O mundo não nasceu em palavras. Primeiro foi água e luz. Depois, árvore.
No dia 25 março 2024, ergueu-se o Ur-GENTE, um espaço sonhado a muitas mãos, edificado com a força da urgência e a teimosia de quem sabe que a arte é capaz de transformar. As paredes que já guardavam a pulsação, vibração de corpos em movimento, palavras encenadas, encontros que pareciam impossíveis, ganharam um novo chão.
Um armazém esquecido, paredes desgastadas pelo tempo, uma cancela oxidada e um telhado de chapa que, durante anos, foi invisível aos olhos de quem passava, tornou-se Ur-GENTE e presença, num território onde Ur-GENTEmente se inventa o futuro.
Dois dias depois da abertura oficial, a 27 março, dávamos início ao DJINTIS – 1º Festival Internacional de Artes Cénicas da Guiné-Bissau que, ao longo de 5 dias, reuniu um público de 1200 espetadores, aliando-se a outros lugares e palcos: o Centro Cultural Franco Bissau-Guineense, o Centro Cultural Português, a AMATL-Tenda Lúdica.
Companhias de 8 países cruzaram fronteiras, trazendo consigo histórias, gestos e vozes que atravessam o tempo. Um festival que iluminou a cidade e que reatou laços históricos com a cena artística africana e internacional, evocando a palavra de Amílcar Cabral: “A luta pela libertação é, antes que nada, um ato cultural.”
O Ur-GENTE não se esconde nas sombras da técnica, mas revela-se na transparência do fazer teatral. O seu espaço cénico de linóleo escuro e paredes de carvão não esconde as engrenagens da criação: o encaixe das varas, os cabos suspensos, os focos que aguardam histórias para iluminar. Aqui, a arte não se encerra, expande-se – entre criação, formação e intercâmbio, em resistência, em reexistência! Num país onde a esterilidade de espaços dedicados à prática das artes cénicas ainda perdura, ergueu-se um palco para quem nunca deixou de acreditar na força do corpo, da voz, do encontro.
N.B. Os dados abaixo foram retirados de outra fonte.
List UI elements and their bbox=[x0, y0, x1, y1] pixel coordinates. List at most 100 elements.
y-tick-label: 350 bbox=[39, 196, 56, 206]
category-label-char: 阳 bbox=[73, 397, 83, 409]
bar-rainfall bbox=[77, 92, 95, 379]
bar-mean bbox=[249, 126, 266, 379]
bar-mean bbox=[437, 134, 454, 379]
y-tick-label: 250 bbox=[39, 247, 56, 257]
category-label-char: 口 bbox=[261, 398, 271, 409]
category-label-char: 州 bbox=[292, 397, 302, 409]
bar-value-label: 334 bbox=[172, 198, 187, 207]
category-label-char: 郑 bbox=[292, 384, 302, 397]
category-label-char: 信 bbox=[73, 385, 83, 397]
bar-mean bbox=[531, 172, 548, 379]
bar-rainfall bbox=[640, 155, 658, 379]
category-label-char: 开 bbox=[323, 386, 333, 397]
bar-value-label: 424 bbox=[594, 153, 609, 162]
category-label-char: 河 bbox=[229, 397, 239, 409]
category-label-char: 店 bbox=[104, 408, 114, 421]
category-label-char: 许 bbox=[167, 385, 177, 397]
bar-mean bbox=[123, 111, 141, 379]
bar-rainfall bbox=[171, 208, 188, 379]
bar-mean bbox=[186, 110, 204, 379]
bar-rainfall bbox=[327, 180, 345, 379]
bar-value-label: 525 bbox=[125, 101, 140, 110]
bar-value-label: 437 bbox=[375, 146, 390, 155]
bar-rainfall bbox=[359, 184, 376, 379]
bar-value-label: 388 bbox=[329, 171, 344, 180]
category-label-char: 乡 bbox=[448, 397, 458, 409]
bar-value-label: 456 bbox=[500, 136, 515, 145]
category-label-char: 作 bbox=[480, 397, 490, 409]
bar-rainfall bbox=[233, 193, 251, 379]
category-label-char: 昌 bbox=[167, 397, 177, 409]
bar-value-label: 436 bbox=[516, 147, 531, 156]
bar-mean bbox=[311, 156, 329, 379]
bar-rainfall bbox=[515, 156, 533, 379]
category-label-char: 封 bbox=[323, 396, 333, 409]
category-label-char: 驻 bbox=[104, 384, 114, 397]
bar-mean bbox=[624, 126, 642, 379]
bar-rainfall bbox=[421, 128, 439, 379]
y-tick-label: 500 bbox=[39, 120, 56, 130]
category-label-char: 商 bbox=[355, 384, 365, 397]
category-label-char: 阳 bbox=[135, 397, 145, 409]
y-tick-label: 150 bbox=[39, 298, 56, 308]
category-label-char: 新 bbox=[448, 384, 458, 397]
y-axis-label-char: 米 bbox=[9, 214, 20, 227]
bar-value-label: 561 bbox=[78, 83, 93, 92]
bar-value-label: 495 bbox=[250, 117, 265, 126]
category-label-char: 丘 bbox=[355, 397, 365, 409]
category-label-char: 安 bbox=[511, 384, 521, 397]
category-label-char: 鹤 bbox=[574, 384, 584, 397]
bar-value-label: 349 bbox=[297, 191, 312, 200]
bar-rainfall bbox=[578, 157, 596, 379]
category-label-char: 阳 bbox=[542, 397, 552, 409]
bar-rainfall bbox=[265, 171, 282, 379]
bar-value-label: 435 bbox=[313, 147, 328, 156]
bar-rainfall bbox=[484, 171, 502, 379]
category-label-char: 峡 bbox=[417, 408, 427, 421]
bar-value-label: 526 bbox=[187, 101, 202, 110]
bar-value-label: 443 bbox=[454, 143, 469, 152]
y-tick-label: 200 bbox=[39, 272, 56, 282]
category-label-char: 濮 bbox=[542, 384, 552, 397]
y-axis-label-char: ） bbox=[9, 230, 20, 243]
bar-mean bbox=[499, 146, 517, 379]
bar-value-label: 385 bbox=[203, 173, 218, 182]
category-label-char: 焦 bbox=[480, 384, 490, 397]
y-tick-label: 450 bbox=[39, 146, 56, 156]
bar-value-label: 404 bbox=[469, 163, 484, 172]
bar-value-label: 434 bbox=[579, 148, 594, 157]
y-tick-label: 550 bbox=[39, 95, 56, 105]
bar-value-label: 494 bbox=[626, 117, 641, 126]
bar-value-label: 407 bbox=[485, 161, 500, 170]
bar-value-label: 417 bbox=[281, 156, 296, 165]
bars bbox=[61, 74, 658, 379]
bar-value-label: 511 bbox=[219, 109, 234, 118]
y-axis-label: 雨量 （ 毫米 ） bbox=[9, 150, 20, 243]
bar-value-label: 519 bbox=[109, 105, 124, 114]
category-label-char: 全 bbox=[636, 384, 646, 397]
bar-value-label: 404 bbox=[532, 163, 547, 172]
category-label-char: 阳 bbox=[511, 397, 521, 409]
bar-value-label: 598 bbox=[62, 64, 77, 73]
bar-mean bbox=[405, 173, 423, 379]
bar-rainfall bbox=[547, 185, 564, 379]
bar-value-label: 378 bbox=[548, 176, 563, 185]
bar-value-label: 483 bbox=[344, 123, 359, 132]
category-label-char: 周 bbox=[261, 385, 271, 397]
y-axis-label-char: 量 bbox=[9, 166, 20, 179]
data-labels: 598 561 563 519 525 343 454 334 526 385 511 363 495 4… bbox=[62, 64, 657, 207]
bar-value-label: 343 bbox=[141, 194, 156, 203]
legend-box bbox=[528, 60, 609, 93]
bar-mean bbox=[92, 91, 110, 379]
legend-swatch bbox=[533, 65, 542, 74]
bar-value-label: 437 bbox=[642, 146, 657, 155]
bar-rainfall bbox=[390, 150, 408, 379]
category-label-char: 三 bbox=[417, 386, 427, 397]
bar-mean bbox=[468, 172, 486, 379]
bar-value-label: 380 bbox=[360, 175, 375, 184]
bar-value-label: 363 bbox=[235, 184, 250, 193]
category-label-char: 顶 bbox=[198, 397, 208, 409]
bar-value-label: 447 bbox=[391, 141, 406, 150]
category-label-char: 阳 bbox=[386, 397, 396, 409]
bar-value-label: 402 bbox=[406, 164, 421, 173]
O teatro é movimento, o corpo é território, a cultura é solo fértil onde se inscreve a memória e se planta o futuro. Que este seja apenas o início de um movimento sem fronteiras, de um ciclo que só a arte pode fazer girar. Que o Ur-GENTE continue a ser lugar de encontro, de pulsação, de resistência – um espaço vivo para mover gente, nutrir os sonhos e fazer vibrar o que não pode ser esquecido: a Liberdade!
Continuemos em movimento. “É Ur-GENTE o amor!” (Eugénio de Andrade)
É Ur-GENTE mover a GENTE! “É Ur-GENTE o amor!”
Por Carolina Rodrigues, coordenadora do projeto Ur-GENTE
O Ur-GENTE, Centro de Artes Cénicas Transdisciplinar de Bissau foi concretizado no âmbito do Programa PROCULTURA, financiado pela União Europeia, gerido e cofinanciado pelo Camões, IP – Instituto da Cooperação e da Língua.